Throughout the Covid-19 pandemic, disinformation campaigns have been used to spread confusion and mistrust surrounding the virus, its origins and the safety of vaccines. Russian-linked actors have been implicated in spreading false narratives and conspiracy theories online, ranging from the virus being a bioweapon to vaccines being tools for global surveillance or control.

Dezinformatsiya also looked to influence operations in Europe by targeting Brexit and far-right movements. Efforts focused on frustrating political unity and aggravating issues like immigration and uncertainty about the future of the EU. Through covert support and media manipulation, attempts were made to influence public opinion and challenge Western institutions in a bid to align EU politics with that of pro-Russian agendas.

It was revealed this year that President Putin has implemented the revision of history textbooks to reflect and justify the Kremlin’s reasoning for invading Ukraine. This move has been met with both international criticism and disapproval of native Russian historians who have anonymously stated it is an outrage and blatant indoctrination.

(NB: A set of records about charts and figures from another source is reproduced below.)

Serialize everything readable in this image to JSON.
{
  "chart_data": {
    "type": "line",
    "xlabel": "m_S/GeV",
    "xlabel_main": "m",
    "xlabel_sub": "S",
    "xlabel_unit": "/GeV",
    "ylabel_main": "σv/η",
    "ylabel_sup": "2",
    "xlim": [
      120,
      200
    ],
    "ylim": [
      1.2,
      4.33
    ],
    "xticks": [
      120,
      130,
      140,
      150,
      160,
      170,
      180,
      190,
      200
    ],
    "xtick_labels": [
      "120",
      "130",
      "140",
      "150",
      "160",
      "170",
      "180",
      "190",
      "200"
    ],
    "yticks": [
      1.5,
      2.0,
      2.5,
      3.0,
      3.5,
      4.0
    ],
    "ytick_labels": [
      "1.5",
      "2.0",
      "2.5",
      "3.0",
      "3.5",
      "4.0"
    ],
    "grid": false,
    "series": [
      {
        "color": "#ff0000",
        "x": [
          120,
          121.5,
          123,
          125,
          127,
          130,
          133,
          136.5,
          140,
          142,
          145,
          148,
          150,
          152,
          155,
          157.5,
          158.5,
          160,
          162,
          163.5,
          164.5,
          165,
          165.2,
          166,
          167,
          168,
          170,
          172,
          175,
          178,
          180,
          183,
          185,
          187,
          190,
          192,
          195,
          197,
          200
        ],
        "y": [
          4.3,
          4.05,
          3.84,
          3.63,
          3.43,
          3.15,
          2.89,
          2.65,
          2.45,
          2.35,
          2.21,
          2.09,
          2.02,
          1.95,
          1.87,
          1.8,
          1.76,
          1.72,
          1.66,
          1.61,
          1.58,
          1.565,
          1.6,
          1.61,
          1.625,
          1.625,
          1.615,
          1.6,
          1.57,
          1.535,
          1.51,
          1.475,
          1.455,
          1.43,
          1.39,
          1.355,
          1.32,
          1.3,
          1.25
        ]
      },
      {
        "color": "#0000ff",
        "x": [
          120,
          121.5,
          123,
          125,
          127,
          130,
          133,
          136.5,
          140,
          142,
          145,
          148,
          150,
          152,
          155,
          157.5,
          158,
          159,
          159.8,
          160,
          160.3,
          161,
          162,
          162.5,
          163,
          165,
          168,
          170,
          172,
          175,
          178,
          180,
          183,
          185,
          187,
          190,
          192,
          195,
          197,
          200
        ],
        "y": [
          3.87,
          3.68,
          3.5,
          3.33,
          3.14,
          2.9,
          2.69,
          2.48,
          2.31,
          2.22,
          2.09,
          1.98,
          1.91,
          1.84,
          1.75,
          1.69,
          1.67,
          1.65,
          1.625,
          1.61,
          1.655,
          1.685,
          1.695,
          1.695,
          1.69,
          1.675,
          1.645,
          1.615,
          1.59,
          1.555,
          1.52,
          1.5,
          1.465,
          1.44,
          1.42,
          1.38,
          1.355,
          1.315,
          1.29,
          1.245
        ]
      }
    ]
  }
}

Russian dezinformatsiya characterises a multifaceted threat to stability, democracy and public trust. Using a sophisticated mix of historical espionage psychology and delivery via modern digital networks, these operations have achieved much success in infiltrating many spheres of public life, including elections in the USA and health-related political movements in Europe. The mission statement has consistently been to destabilise, divide and distract.

A basic understanding of the scale and sophistication of Russian dezinformatsiya is a crucial collective step in upholding the importance of truth in an era saturated with propaganda.

‘Propaganda works best when those who are being manipulated are confident they are acting on their own free will.’ – Joseph Goebbels.